Der gute Ton im Umgang zwischen Damen und Herren erfordert im geselligen Umgang ganz besondere Achtsamkeit, denn gerade, indem die junge Dame ihn durch Unerfahrenheit, Ungeschick oder zu große Freiheit und Sorglosigkeit[130] verletzt, kann sie sich den schlimmsten Mißdeutungen anderer aussetzen, kann sie sich selbst die unangenehmsten Verlegenheiten bereiten.

Im allgemeinen ist es wohl anzunehmen, daß eine gebildete Dame von selbst so viel Zartgefühl und richtigen Takt besitzt, es herauszufühlen, wie weit sie in ihrem Benehmen gegen Herren gehen kann, doch spielen auch hier menschliche Schwächen den jungen Mädchen oft schlimme Streiche. Die allzu Lebhafte wird leicht für eine Kokette gehalten, die Schüchterne gilt für beschränkt; mit Argusaugen bewacht die Welt den Verkehr der verschiedenen Geschlechter und ist leider nur gar zu gern geneigt, ihm falsche Motive unterzuschieben. Solch falsches Urteil trifft aber die Dame am empfindlichsten. Der Mann hat mehr Freiheit, nimmt sich in den meisten Fällen mehr Freiheit heraus, die Jungfrau muß sich streng in den Schranken halten, welche die gute Sitte ihr steckt, muß danach streben, sie nach keiner Richtung hin zu verletzen.
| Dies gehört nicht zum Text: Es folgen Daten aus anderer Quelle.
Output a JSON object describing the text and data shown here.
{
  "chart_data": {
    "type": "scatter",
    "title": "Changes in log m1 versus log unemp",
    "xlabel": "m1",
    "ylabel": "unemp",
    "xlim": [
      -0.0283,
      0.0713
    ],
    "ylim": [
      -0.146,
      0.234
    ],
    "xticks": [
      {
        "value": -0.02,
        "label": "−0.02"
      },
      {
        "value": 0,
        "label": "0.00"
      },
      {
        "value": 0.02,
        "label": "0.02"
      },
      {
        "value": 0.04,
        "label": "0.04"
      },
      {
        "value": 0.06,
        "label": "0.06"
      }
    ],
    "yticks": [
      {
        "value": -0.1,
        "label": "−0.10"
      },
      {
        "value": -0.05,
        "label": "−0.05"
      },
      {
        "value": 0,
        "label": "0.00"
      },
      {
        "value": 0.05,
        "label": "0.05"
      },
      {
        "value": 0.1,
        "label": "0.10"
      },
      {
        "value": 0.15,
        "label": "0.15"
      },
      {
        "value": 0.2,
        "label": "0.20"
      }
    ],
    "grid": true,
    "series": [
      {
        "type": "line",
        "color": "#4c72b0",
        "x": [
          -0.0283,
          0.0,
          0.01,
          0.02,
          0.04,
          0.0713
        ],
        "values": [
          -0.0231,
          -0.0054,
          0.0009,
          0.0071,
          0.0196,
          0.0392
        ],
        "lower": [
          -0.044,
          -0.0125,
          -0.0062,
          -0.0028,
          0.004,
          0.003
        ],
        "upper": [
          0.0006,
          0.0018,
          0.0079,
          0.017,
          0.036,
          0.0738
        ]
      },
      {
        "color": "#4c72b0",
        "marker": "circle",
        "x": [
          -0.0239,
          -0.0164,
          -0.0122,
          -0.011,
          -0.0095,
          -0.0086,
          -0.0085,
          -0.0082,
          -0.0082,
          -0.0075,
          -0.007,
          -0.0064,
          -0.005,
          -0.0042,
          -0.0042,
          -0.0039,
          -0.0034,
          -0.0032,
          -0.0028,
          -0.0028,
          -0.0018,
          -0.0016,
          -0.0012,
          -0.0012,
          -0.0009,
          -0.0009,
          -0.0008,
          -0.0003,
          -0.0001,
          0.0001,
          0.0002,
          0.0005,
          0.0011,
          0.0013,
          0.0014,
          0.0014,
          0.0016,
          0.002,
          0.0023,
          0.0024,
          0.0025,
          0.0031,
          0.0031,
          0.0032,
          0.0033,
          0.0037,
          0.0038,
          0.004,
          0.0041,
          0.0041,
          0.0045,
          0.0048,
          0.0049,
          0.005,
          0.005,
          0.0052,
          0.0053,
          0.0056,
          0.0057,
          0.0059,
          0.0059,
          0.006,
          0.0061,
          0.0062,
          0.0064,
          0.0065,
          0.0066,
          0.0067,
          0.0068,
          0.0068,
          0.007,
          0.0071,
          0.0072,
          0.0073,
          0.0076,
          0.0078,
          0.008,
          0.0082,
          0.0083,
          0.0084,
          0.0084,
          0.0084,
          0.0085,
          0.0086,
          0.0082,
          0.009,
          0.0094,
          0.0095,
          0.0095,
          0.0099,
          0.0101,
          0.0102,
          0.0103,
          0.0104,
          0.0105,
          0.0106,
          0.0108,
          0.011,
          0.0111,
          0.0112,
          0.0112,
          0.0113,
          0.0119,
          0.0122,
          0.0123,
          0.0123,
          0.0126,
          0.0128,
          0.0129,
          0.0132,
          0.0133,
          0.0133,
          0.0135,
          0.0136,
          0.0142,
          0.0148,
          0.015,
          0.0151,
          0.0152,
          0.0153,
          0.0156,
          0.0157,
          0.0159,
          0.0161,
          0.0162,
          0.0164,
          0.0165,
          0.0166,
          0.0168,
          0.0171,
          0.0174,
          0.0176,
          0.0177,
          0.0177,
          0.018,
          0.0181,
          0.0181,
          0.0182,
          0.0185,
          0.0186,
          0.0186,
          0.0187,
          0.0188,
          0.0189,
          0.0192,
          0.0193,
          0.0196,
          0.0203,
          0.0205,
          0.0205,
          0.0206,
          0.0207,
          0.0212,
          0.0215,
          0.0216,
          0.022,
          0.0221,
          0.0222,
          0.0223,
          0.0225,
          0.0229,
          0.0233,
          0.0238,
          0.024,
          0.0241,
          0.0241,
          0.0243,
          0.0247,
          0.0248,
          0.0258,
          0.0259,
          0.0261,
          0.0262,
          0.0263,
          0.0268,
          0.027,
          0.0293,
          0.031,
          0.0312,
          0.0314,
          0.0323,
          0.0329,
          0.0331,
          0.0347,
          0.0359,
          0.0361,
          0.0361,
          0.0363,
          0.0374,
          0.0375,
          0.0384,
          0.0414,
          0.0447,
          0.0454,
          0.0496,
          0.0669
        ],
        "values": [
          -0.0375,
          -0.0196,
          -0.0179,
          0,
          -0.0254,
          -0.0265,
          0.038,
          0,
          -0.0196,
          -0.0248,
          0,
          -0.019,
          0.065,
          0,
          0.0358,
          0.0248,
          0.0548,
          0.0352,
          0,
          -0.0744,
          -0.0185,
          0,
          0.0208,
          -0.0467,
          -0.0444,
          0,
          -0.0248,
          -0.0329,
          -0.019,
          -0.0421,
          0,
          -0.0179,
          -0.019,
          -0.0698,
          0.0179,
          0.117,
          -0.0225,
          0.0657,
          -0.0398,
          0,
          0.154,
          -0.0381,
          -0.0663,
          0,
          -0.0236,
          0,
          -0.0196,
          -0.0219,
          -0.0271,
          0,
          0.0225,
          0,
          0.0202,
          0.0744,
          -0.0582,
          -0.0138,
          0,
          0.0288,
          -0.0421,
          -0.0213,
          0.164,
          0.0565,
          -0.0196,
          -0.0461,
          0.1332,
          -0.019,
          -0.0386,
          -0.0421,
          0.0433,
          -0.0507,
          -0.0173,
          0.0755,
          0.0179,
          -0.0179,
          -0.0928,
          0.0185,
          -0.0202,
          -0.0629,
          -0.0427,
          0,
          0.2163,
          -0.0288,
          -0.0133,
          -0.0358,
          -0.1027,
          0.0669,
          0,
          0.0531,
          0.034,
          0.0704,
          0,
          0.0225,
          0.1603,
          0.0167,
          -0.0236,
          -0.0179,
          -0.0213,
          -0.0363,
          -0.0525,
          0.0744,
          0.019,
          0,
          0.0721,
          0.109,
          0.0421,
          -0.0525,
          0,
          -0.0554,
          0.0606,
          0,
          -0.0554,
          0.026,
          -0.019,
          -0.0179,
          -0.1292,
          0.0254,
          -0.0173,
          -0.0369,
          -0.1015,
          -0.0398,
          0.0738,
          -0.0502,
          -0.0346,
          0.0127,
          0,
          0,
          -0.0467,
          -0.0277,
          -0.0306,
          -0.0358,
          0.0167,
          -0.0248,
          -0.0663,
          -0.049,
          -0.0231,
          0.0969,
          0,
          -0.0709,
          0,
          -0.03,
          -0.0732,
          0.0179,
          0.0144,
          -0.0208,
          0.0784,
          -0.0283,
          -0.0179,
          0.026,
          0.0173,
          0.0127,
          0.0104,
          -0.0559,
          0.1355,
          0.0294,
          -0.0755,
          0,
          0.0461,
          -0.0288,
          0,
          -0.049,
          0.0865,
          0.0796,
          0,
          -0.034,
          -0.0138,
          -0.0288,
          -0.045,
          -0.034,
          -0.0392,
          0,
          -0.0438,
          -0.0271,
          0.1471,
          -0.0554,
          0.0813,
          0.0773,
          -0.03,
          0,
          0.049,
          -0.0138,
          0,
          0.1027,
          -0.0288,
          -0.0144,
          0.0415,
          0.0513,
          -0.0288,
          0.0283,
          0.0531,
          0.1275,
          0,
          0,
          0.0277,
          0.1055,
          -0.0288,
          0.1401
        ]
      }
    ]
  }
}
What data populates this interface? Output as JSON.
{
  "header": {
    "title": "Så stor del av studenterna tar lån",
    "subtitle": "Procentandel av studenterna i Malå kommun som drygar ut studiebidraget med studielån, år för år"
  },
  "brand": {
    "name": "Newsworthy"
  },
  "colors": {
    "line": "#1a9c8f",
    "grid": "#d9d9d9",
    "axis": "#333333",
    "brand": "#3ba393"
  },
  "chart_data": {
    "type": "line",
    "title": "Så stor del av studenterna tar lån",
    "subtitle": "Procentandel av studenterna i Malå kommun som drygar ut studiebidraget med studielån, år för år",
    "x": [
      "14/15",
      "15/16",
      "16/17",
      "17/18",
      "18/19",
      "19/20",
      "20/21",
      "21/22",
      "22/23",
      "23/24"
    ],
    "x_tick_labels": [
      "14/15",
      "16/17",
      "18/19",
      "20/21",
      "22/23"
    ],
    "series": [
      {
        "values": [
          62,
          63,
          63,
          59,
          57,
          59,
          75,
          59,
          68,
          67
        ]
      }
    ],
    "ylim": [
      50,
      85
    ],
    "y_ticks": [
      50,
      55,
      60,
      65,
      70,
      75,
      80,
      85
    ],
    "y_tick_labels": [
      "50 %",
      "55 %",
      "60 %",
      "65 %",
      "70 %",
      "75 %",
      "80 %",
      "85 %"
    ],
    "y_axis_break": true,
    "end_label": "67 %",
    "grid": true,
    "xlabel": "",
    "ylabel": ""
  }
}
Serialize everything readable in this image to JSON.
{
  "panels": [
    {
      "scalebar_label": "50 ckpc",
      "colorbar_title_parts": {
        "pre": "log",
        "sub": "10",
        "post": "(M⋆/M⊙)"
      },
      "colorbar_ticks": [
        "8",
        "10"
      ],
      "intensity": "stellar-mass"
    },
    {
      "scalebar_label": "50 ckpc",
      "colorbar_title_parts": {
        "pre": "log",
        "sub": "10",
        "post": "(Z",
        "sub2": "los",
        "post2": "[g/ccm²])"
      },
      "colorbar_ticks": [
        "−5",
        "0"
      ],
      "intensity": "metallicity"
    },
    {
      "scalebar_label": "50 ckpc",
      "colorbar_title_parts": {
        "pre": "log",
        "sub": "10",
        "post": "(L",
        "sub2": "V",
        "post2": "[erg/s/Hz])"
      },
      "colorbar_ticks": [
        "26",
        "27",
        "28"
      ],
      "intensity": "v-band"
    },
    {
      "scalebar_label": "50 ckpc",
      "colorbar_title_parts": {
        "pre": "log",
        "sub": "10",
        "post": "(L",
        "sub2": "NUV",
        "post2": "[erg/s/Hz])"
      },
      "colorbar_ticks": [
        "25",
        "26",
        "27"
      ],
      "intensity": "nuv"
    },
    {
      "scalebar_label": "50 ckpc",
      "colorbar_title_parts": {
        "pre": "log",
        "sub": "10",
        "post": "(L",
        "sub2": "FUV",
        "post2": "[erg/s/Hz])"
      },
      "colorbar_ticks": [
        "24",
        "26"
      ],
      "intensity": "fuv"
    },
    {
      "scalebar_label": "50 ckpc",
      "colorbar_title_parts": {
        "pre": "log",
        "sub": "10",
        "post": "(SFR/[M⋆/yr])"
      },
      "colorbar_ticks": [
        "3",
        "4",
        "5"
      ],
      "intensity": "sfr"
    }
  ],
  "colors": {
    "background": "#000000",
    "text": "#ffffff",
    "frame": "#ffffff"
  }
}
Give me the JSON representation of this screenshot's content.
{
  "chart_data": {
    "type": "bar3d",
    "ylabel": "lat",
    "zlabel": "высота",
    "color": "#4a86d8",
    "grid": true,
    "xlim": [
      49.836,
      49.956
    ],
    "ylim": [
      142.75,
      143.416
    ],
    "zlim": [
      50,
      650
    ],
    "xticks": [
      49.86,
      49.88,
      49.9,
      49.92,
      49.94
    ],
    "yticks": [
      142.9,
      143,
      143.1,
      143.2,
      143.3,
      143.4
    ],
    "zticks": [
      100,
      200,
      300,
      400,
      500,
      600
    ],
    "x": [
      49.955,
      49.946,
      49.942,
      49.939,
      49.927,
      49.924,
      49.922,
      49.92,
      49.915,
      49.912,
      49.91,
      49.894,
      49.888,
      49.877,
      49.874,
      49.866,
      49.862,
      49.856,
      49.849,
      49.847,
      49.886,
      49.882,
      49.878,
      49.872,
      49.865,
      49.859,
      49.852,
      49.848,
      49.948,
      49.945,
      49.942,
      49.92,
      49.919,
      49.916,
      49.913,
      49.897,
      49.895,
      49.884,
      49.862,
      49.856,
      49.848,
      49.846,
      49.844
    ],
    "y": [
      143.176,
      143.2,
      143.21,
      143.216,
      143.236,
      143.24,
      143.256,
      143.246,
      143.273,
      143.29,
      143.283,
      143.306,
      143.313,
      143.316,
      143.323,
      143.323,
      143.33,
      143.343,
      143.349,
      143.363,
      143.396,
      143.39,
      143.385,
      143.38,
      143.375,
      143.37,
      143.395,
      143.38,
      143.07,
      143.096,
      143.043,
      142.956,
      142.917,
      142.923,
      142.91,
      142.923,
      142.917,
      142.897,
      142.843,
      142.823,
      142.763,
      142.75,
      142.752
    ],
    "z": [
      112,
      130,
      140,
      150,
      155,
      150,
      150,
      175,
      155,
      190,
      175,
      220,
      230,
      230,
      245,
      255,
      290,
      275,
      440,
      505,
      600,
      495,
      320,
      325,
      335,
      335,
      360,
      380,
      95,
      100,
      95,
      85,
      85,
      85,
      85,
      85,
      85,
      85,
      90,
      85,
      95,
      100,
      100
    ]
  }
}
Herren wird ein Verstoß gegen das Zartgefühl im ganzen eher verziehen als Damen. Von ihnen verlangt man größere Wachsamkeit und Zurückhaltung, sie haben es in ihrer Gewalt, mit richtigem Taktgefühl dem Herrn zu begegnen und ihn, wenn er sie ja einmal verletzen sollte, in die rechten Schranken des sich Ziemenden zurückzuführen.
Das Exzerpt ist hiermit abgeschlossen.